Alan Santos-Buch says the industry-funded regulator continues to make details of a 1997 disciplinary case against him available on its website and in a regulatory document, making it difficult for the ex-broker to get jobs.
Santos-Buch, who worked for a now-defunct firm in Connecticut, had agreed to a $10,000 fine and 30-day suspension in 1997 to settle charges that he had signed and sent a document that guaranteed a customer’s account against losses, a violation of industry rules. Santos-Buch, who had left the securities business the year before he was formally suspended, neither admitted nor denied the allegations.
At the time, he believed the details of his settlement would be publicly available for two years, based on talks he had with FINRA, according to Paul McMenamin, his New York lawyer. The regulator actually had no such rule in place until 2000.
But FINRA changed the rules 12 years after Santos-Buch settled to make regulatory sanctions against ex-brokers permanently available to the public.
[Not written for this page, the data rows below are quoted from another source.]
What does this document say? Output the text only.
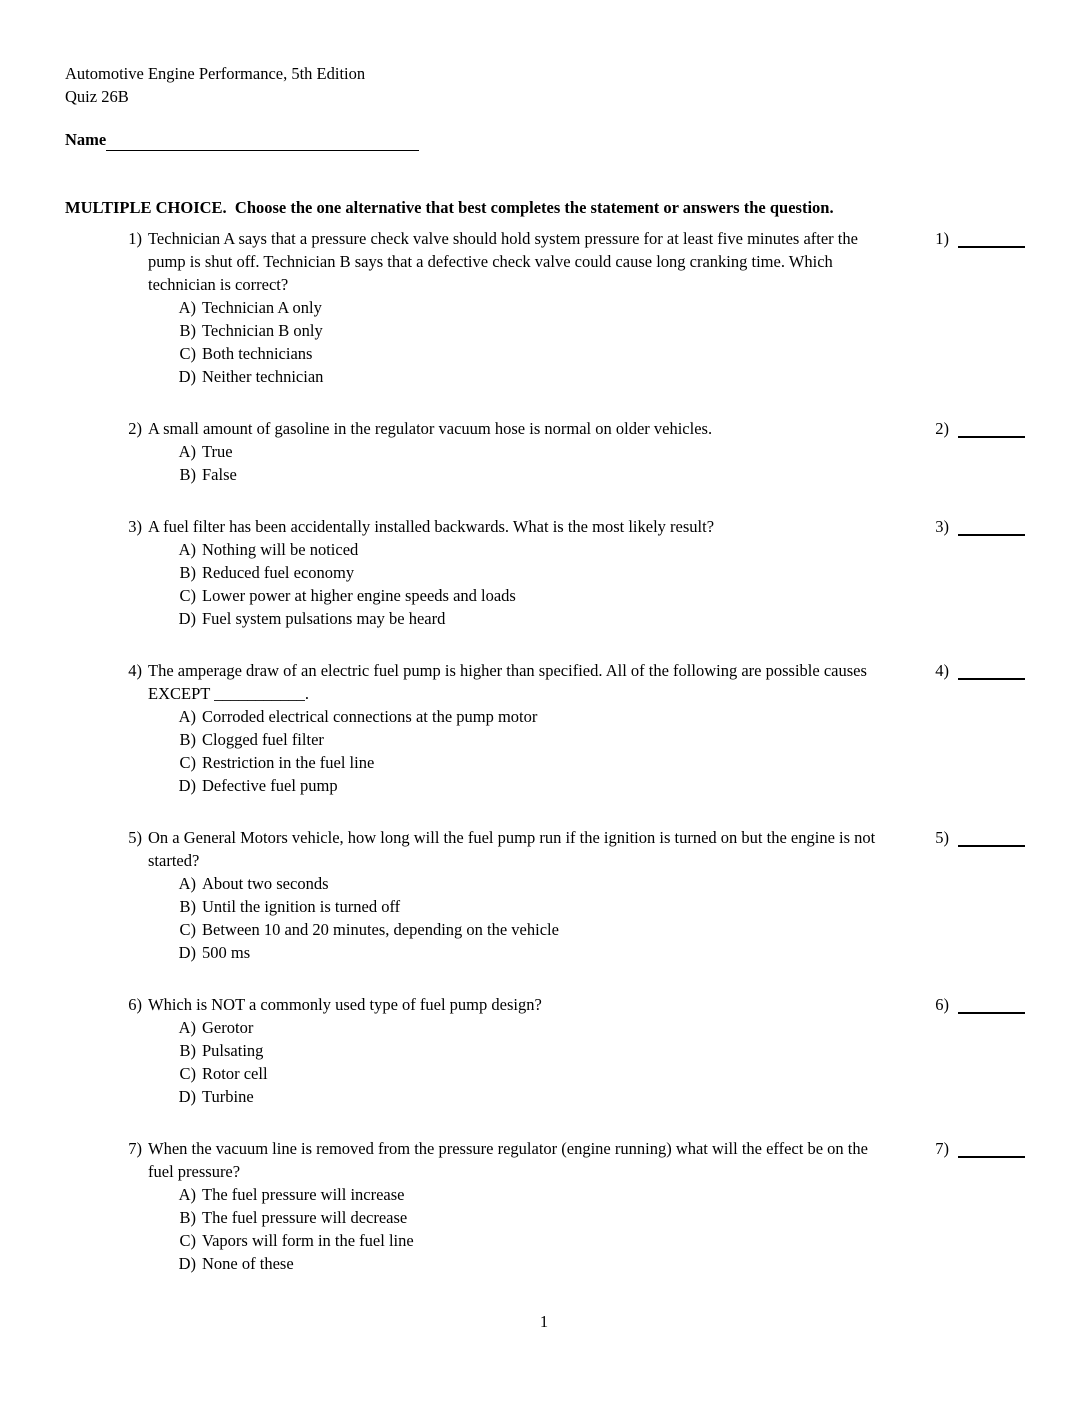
Automotive Engine Performance, 5th Edition
Quiz 26B
Name
MULTIPLE CHOICE.  Choose the one alternative that best completes the statement or answers the question.
1) Technician A says that a pressure check valve should hold system pressure for at least five minutes after the pump is shut off. Technician B says that a defective check valve could cause long cranking time. Which technician is correct?
A) Technician A only
B) Technician B only
C) Both technicians
D) Neither technician
1)
2) A small amount of gasoline in the regulator vacuum hose is normal on older vehicles.
A) True
B) False
2)
3) A fuel filter has been accidentally installed backwards. What is the most likely result?
A) Nothing will be noticed
B) Reduced fuel economy
C) Lower power at higher engine speeds and loads
D) Fuel system pulsations may be heard
3)
4) The amperage draw of an electric fuel pump is higher than specified. All of the following are possible causes EXCEPT ___________.
A) Corroded electrical connections at the pump motor
B) Clogged fuel filter
C) Restriction in the fuel line
D) Defective fuel pump
4)
5) On a General Motors vehicle, how long will the fuel pump run if the ignition is turned on but the engine is not started?
A) About two seconds
B) Until the ignition is turned off
C) Between 10 and 20 minutes, depending on the vehicle
D) 500 ms
5)
6) Which is NOT a commonly used type of fuel pump design?
A) Gerotor
B) Pulsating
C) Rotor cell
D) Turbine
6)
7) When the vacuum line is removed from the pressure regulator (engine running) what will the effect be on the fuel pressure?
A) The fuel pressure will increase
B) The fuel pressure will decrease
C) Vapors will form in the fuel line
D) None of these
7)
1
Those sanctions appear on BrokerCheck, the watchdog’s free online service that investors can use to research stock brokers’ professional histories.
One reason for the change, FINRA has said, is to help investors steer clear of people who leave the brokerage industry but still give advice about money as financial planners and other types of advisers.
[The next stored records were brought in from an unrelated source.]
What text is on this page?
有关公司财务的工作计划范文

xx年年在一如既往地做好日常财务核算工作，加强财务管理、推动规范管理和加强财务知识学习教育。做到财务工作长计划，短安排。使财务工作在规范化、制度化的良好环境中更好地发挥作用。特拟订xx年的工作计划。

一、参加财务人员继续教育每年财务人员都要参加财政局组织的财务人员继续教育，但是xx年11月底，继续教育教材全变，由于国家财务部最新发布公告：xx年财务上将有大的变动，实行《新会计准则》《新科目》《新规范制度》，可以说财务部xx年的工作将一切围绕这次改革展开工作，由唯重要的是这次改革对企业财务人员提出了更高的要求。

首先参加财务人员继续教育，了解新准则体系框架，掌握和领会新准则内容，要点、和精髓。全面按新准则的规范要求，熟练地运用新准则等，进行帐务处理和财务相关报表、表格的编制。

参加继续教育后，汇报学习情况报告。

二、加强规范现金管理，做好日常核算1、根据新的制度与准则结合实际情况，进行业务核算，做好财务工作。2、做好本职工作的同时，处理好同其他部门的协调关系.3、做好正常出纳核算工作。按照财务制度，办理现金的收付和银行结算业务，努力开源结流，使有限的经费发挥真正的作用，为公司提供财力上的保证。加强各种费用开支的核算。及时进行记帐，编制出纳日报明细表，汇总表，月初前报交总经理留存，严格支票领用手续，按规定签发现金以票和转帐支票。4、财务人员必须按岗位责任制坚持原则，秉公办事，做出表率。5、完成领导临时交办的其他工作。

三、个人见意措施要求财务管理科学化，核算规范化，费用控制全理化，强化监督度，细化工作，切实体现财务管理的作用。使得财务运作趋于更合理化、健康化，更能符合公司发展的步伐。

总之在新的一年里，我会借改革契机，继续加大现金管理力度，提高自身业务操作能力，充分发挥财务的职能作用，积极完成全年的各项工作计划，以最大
But Santos-Buch, who is now in the energy business, says the rule has hurt him and still does. Prospective employers who run is name through search engines such as Google or Yahoo see a result with the heading “DISCIPLINARY ACTIONS,” he says. It links to a 1997 monthly roundup of cases that FINRA posts in an archive on its website.
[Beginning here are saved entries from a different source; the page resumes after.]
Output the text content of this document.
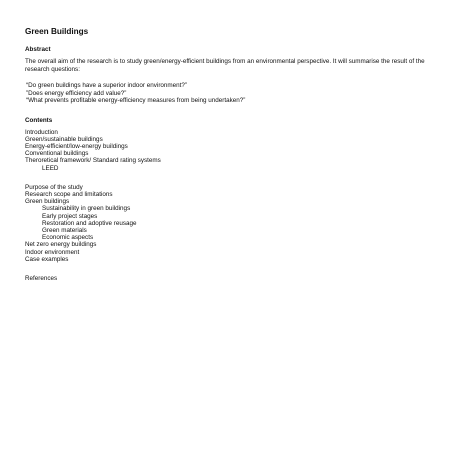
Green Buildings

Abstract

The overall aim of the research is to study green/energy-efficient buildings from an environmental perspective. It will summarise the result of the research questions:

“Do green buildings have a superior indoor environment?”

”Does energy efficiency add value?”

“What prevents profitable energy-efficiency measures from being undertaken?”

Contents

Introduction
Green/sustainable buildings
Energy-efficient/low-energy buildings
Conventional buildings
Theroretical framework/ Standard rating systems
LEED
Purpose of the study
Research scope and limitations
Green buildings
Sustainability in green buildings
Early project stages
Restoration and adoptive reusage
Green materials
Economic aspects
Net zero energy buildings
Indoor environment
Case examples

References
In his Feb. 2 lawsuit, Santos-Buch asked the U.S. District Court for the Southern District of New York to order FINRA to remove the disclosure from BrokerCheck and the reference to him in the disciplinary report.
The case hinges on several arguments, including that FINRA is violating Santos-Buch’s constitutional right to privacy. The continual publication of “personal disclosures” is a “willful, concerted and relentless assault on my reputation and well-being,” Santos-Buch wrote in a court affidavit.
Lawyers say the privacy argument is a creative legal approach to a sensitive issue for ex-brokers who settled disciplinary cases before FINRA imposed its permanent disclosure rule.
“There has been a tremendous frustration,” said Richard Roth, a New York lawyer who represents brokers in regulatory disputes. “One day everyone woke up, and their entire histories were there.”
FINRA has not yet responded to the lawsuit, and a spokeswoman for the regulator declined to comment. Lawyers say FINRA will probably try to get the case dismissed.
In an email, Santos-Buch declined to discuss his case and referred Reuters to his lawyer for comment for this story.
Santos-Buch also accused Thomson Reuters Corp TRI.TO of violating his privacy. He pointed to a copy of the 1997 FINRA disciplinary report that is publicly available on Compliance Complete, a Thomson Reuters publication.
A Thomson Reuters spokesman said the company published historical information about the securities industry that is available on FINRA’s website. He declined to comment further.
EMPLOYMENT WOES
Santos-Buch, now 51, describes a long streak of employment opportunities that he says fell through because of FINRA’s disclosures. In 2006, for example, a life insurance company withdrew a job offer at the last minute.
“I have been literally excused from interviews, and one occasion thrown out of an office by a prospective employer,” Santos-Buch says in a court affidavit.
Santos-Buch eventually went back to school to learn the solar energy business, but says that even there the FINRA citations hurt his earnings ability.
He says he has been trying for years to get FINRA to remove the disclosures about him.
“We’re not saying that it’s bad to increase the disclosure period,” says McMenamin, his lawyer. “But to do this when a person is out of the industry in a completely different sector is punitive and a misapplication of the laws.”
While the privacy concerns that Santos-Buch raises are engaging, other arguments he makes may be more persuasive, lawyers say. For example, they say a judge may ultimately decide it is wrong for FINRA to apply its permanent disclosure rule to Santos-Buch retroactively, given how long ago his disciplinary case occurred.
Santos-Buch says a U.S. Supreme Court ruling forbids applying a law retroactively when that means sanctions against an individual may increase. He views his prolonged employment challenges as one such sanction.
“I think he has a very good argument that his case predated FINRA rules and disclosure issues and should not be disclosed,” said Tom Lewis, a Princeton, New Jersey, lawyer who represents brokers in employment disputes.
Such an outcome, however, would probably not apply to more-recent disciplinary cases, given a growing interest among regulators in making information about financial advisers broadly available to investors, Lewis said.
Even if Santos-Buch prevails, his problem may not completely go away, Lewis said, since old information continues to circulate on the Internet.
“I’m not sure there’s a way to help with the Google searches,” Lewis said.